The year 1859 marked the publication of On Liberty,
Mills’ landmark work on supporting individuals' moral and economic freedom from the government and society at large. In his autobiography, Mill wrote of "the importance, to man and society . . . , of giving full freedom to human nature to expand itself in innumerable and conflicting directions,” an idea fully fleshed out in On Liberty. In the work, Mill asserts that individuals’ opinions and behavior should enjoy free rein, whether in the face of the law or social pressure. Perhaps as a segue into Mill’s Utilitarianism, which would follow four years later, Mill makes one concession: If a person's behavior harms other people, that behavior should be constrained. The essay has been criticized for various vagaries in its arguments, but it provides an impassioned defense of nonconformity, diversity and individuality.
In 1861, Utilitarianism first began appearing in serialized form in Fraser’s Magazine. The work comes from Mill’s association with, and partial break from, the moral philosophy of Jeremy Bentham and would go on to be Mill’s most famous work. It bolsters support for Bentham's philosophy and refutes certain misconceptions about it. In sum, utilitarianism as a moral philosophy rests on a single sentence: “Actions are right in proportion as they tend to promote happiness, wrong as they tend to produce the reverse of happiness.” In his book, Mill argues that utilitarianism stems from "natural" sentiments that exist organically within human beings' social nature. Therefore, if society were simply to embrace acts that minimize pain and maximize happiness, the standards created would form an easily and naturally internalized code of ethics. In his exploration of this issue, Mill transcends discussions of good and evil, and humanity’s fascination with concepts of them, and posits a single criterion for a universal morality.

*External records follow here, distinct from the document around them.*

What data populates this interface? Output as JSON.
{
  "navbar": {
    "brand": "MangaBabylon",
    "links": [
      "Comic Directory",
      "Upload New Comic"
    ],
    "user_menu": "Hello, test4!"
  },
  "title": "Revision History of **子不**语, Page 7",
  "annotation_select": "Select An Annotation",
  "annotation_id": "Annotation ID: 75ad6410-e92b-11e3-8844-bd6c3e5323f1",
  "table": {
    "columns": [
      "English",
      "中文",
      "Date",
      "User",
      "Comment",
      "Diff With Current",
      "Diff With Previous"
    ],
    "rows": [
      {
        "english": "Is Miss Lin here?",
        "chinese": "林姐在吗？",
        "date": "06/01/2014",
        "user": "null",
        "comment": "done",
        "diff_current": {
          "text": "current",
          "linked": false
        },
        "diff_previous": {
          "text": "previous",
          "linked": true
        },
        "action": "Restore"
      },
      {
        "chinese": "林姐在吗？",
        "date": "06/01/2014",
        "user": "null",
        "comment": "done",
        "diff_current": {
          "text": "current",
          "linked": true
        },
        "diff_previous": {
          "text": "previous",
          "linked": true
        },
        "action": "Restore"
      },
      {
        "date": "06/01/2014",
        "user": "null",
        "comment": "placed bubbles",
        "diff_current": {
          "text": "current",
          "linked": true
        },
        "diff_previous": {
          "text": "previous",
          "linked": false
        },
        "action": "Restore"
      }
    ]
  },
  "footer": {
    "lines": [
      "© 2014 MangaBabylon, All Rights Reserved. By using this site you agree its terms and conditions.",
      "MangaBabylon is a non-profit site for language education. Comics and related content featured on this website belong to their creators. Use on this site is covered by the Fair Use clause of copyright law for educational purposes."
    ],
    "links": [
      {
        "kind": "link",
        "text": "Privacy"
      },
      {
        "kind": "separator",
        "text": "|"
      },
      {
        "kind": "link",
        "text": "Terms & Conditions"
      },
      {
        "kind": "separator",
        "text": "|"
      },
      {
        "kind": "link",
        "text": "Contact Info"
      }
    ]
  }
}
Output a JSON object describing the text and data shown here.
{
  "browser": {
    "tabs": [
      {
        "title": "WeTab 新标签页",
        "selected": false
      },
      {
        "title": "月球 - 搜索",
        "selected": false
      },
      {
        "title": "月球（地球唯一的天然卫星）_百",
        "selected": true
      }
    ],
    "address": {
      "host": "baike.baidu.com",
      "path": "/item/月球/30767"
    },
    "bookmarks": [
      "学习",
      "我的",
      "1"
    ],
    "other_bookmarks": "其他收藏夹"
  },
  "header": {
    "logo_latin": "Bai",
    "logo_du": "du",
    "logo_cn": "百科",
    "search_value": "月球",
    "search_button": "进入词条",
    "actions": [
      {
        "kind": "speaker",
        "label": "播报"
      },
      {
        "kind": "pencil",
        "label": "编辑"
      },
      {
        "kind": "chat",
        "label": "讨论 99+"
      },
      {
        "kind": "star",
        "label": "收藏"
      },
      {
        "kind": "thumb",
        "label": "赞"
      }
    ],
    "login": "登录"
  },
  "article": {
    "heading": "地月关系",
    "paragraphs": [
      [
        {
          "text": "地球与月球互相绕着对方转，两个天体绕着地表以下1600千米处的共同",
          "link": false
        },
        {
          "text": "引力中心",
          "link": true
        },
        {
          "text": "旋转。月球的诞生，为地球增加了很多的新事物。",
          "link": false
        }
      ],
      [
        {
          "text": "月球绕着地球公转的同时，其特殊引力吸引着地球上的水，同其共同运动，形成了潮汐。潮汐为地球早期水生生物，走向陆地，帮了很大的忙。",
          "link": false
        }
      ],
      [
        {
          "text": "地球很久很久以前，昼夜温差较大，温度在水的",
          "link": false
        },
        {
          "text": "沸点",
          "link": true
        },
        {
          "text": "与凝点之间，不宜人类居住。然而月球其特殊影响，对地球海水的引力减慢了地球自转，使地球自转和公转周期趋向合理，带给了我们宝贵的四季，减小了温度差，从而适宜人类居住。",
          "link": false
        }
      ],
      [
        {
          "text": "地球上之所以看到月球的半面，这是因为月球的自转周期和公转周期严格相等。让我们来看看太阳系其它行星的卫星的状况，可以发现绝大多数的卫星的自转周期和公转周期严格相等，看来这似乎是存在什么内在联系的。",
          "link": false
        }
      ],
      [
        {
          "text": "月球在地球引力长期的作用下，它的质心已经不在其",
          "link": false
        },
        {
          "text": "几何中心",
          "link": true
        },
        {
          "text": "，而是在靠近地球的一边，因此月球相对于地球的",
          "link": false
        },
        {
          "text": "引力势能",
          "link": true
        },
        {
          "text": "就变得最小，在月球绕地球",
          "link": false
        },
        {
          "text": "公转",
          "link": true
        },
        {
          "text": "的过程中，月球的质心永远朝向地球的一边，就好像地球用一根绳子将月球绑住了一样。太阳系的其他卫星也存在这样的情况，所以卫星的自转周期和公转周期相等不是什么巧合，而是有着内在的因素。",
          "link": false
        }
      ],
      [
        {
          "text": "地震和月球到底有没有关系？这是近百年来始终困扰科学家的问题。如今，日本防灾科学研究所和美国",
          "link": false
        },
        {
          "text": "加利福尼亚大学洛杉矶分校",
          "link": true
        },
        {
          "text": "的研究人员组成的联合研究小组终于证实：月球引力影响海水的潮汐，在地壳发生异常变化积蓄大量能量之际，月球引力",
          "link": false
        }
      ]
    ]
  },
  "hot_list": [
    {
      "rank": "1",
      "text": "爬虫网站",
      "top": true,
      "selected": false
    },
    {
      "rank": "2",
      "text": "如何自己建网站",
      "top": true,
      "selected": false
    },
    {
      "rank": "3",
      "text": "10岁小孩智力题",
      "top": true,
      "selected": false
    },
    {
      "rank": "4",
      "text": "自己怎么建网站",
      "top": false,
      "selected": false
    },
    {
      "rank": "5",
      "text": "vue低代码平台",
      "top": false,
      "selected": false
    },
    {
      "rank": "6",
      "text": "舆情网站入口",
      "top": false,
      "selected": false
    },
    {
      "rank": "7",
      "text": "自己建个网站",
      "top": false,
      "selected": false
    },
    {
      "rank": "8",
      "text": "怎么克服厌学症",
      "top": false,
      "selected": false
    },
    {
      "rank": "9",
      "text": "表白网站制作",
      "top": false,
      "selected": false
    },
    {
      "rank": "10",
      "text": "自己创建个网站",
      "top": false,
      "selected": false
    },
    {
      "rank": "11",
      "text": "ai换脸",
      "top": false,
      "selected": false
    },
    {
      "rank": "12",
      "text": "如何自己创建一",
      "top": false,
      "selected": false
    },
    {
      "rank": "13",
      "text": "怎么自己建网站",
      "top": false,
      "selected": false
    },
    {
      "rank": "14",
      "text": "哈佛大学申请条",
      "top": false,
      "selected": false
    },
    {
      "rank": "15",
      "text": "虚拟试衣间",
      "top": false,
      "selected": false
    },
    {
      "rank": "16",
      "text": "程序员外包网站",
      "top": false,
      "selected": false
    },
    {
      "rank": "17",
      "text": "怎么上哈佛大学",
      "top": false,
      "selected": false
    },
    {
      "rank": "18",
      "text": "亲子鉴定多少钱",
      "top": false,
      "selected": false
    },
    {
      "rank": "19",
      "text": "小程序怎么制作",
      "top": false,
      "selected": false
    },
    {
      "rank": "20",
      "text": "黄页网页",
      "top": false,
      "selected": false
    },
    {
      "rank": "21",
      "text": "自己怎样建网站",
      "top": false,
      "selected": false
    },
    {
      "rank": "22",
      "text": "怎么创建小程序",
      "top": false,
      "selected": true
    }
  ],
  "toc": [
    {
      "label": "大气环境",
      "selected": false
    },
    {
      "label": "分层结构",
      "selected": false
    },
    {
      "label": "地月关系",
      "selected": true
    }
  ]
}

Although Mill was influenced by utilitarianism, he nevertheless wrote again and again in defense of the importance of the rights of individuals—notably in defense of both suffrage for women and their equal rights in education. (His essay called “The Subjection of Women”  is an early, and at the time quite controversial, defense of gender equality, and because of it he is often considered a proto-feminist.) Mill’s belief that the majority often denies individual liberties drove his interest in social reform, and he was a strident activist on behalf of political reforms, labor unions and farm cooperatives. He has been called "the most influential English-speaking philosopher of the 19th century” and is remembered as one of history’s great thinkers in regard to social and political theory.